The research also showed one in seven employees admitted to having feigned an illness to get off work, with those who do “pulling a sickie” an average of three times per year. More than half of business owners confessed to having contacted an employee when they were on sick leave, a figure that jumped to 72% for 18 to 34-year-old business owners.
42% of employees “pulling sickies” do so due to needing rest, the figures showed, whilst almost three-quarters (71%) of business owners expect employees to come in to work if they have a common cold.
Jonathan Richards, CEO of breatheHR, said that Britain is facing a “costly absence epidemic”.
“At a time when the government is attempting to decipher the ‘productivity puzzle’,” he said, “over two million people are calling in sick when they are in fact not.
“Imagine if that number was halved, what uptick in economic performance would that deliver to the UK economy and SMEs.”
16-day commute for some IT workers
In other work efficiency related news, a study by job board CV-Library found this week that more than half of IT professionals (54.5%) are spending up to 16 days a year commuting to and from work, with over a quarter (27.3%) of professionals commuting for up to four hours every day.
The survey of 1,200 workers also found that 70.4% are willing to relocate to make their commute shorter, whilst 45.5% of workers say they enjoy their commute.
45.5% of workers, the survey said, would turn a job if it required a longer commute.
Lee Biggins, founder and managing director of CV-Library, said it is “alarming” to know that many IT professionals could losing “days, even weeks, even years” to their commute.
“But at least some do appear to be enjoying it,” he added.
Insurance executives are embracing machine learning
More than half of insurance executives are now using machine learning for predictive modelling, says a study published this week by software platform Earnix.
The survey of 200 insurance executives showed 54% saying they use machine learning to analyse and model potential scenarios.
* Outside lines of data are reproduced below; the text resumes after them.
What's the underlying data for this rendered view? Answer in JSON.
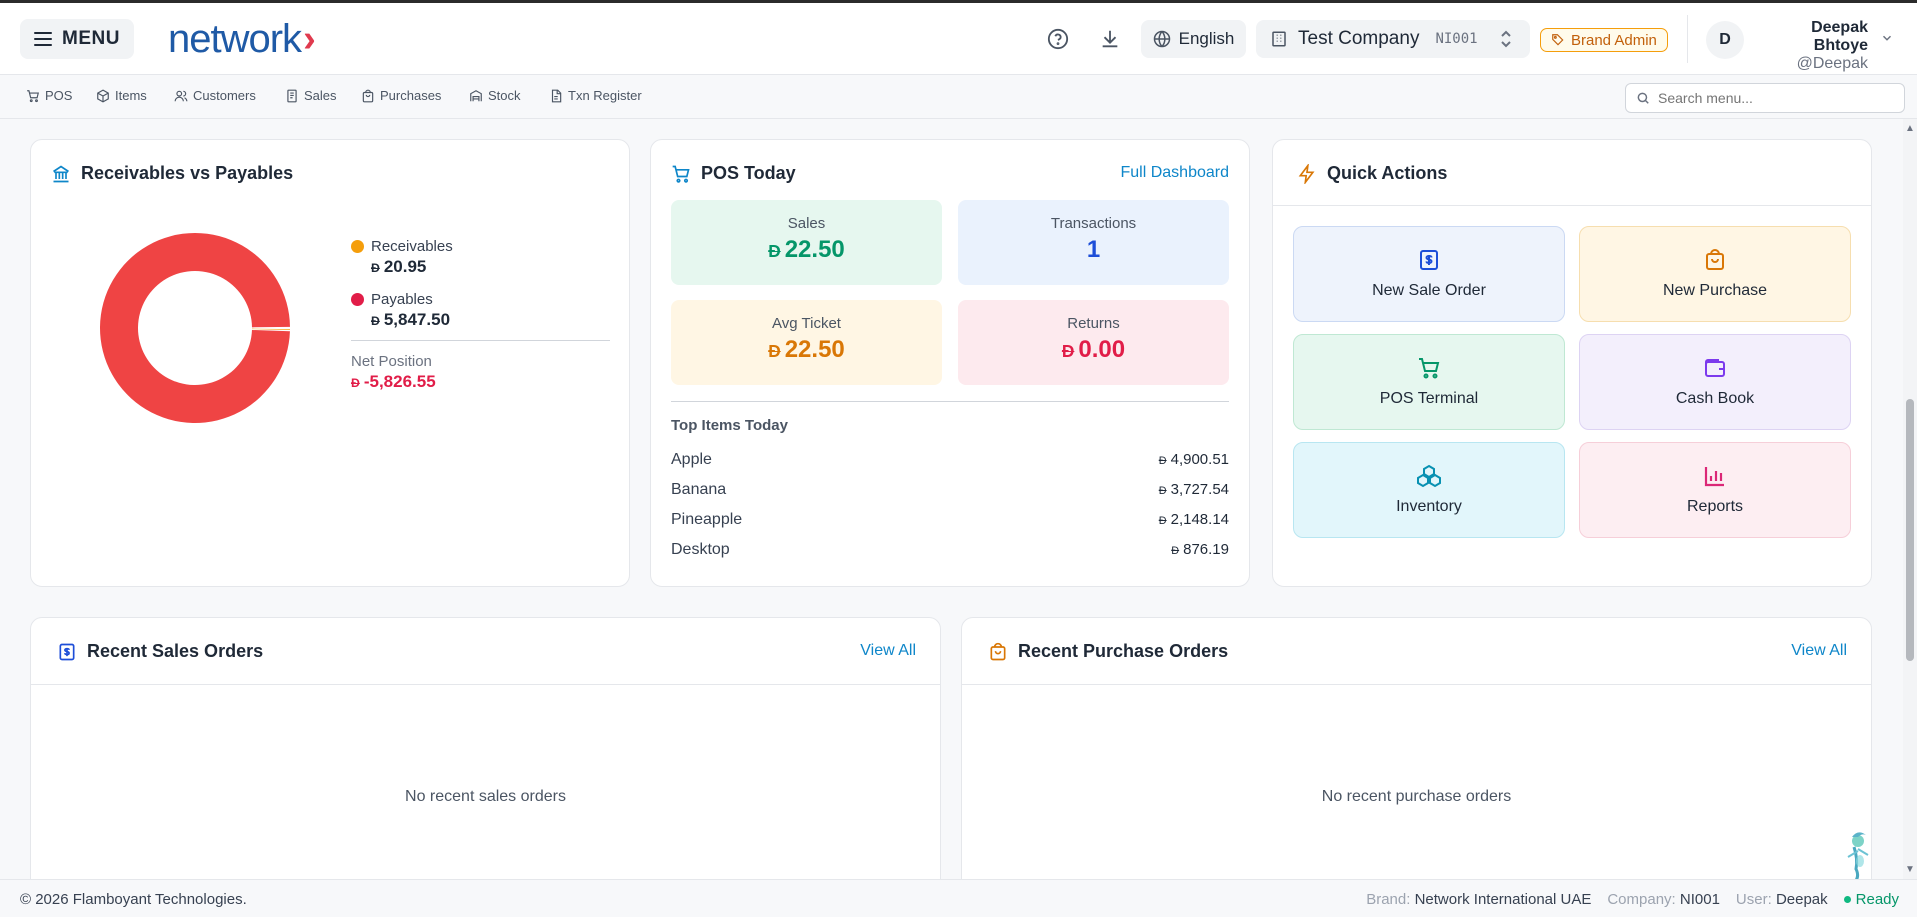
{
  "header": {
    "menu_label": "MENU",
    "logo_text": "network",
    "logo_mark": "›",
    "language": "English",
    "company_name": "Test Company",
    "company_code": "NI001",
    "role_badge": "Brand Admin",
    "avatar_initial": "D",
    "user_name": "Deepak Bhtoye",
    "user_handle": "@Deepak"
  },
  "nav": {
    "items": [
      {
        "label": "POS",
        "icon": "cart-icon"
      },
      {
        "label": "Items",
        "icon": "box-icon"
      },
      {
        "label": "Customers",
        "icon": "users-icon"
      },
      {
        "label": "Sales",
        "icon": "receipt-icon"
      },
      {
        "label": "Purchases",
        "icon": "bag-icon"
      },
      {
        "label": "Stock",
        "icon": "warehouse-icon"
      },
      {
        "label": "Txn Register",
        "icon": "document-icon"
      }
    ],
    "search_placeholder": "Search menu..."
  },
  "receivables": {
    "title": "Receivables vs Payables",
    "receivables_label": "Receivables",
    "receivables_value": "20.95",
    "payables_label": "Payables",
    "payables_value": "5,847.50",
    "net_label": "Net Position",
    "net_value": "-5,826.55",
    "currency_symbol": "Đ",
    "colors": {
      "receivables": "#f59e0b",
      "payables": "#e11d48",
      "donut": "#ef4444"
    },
    "donut_values": {
      "receivables": 20.95,
      "payables": 5847.5
    }
  },
  "pos_today": {
    "title": "POS Today",
    "link": "Full Dashboard",
    "stats": {
      "sales_label": "Sales",
      "sales_value": "22.50",
      "transactions_label": "Transactions",
      "transactions_value": "1",
      "avg_label": "Avg Ticket",
      "avg_value": "22.50",
      "returns_label": "Returns",
      "returns_value": "0.00"
    },
    "top_items_title": "Top Items Today",
    "top_items": [
      {
        "name": "Apple",
        "amount": "4,900.51"
      },
      {
        "name": "Banana",
        "amount": "3,727.54"
      },
      {
        "name": "Pineapple",
        "amount": "2,148.14"
      },
      {
        "name": "Desktop",
        "amount": "876.19"
      }
    ]
  },
  "quick_actions": {
    "title": "Quick Actions",
    "tiles": [
      {
        "label": "New Sale Order",
        "icon": "receipt-icon"
      },
      {
        "label": "New Purchase",
        "icon": "shopping-bag-icon"
      },
      {
        "label": "POS Terminal",
        "icon": "cart-icon"
      },
      {
        "label": "Cash Book",
        "icon": "wallet-icon"
      },
      {
        "label": "Inventory",
        "icon": "boxes-icon"
      },
      {
        "label": "Reports",
        "icon": "bar-chart-icon"
      }
    ]
  },
  "recent_sales": {
    "title": "Recent Sales Orders",
    "link": "View All",
    "empty": "No recent sales orders"
  },
  "recent_purchases": {
    "title": "Recent Purchase Orders",
    "link": "View All",
    "empty": "No recent purchase orders"
  },
  "footer": {
    "copyright": "© 2026 Flamboyant Technologies.",
    "brand_key": "Brand:",
    "brand_value": "Network International UAE",
    "company_key": "Company:",
    "company_value": "NI001",
    "user_key": "User:",
    "user_value": "Deepak",
    "status": "Ready"
  }
}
Of those deploying the technology, 70% use it for risk modelling, 45% for demand modelling, and 36% for fraud detection.
The survey also showed that lack of knowledge is the main barrier to the technology’s further adoption, with 82% admitting that their business is “relatively inexperienced” in machine learning.
Udi Ziv, CEO of Earnix, described the use of machine learning within insurance as a “powerful trend that will quickly become a competitive edge for those who embrace it”.
UK mortgage giants ‘failing’ customers online
Three of the UK’s biggest mortgage providers are ‘failing’ customers online, research from London-based digital agency Dock9 shows this week.
The study of 19 mortgage lenders, including First Direct, Halifax, and HSBC, found that of all lenders engaging with customers online, more than half (53%) “ignore” mobile and tablet users by declining to design websites fully suited to those devices.
Mark Lusted, managing director of Dock9, says that although most mortgage deals are brokered through intermediaries, “the customer experience for the end-user is still a key differentiator that can help set lenders apart from one another – especially for younger customers”.
Smartphones, the new trousers
More than half of Britons would rather lose their trousers than their smartphone, research from American ADC manufacturer A10 Networks shows this week.
The survey of more than 2,000 businesses and IT professionals show that work and personal apps have become “integral to daily life” among workers, with many comparing them to basic requirements like “eating, breathing, and socialising”
Over three-quarters of Brits say they simply “cannot live without apps”, the firm says, with two in five (42%) saying that apps are “equally or almost as important” as eating, breathing, and drinking.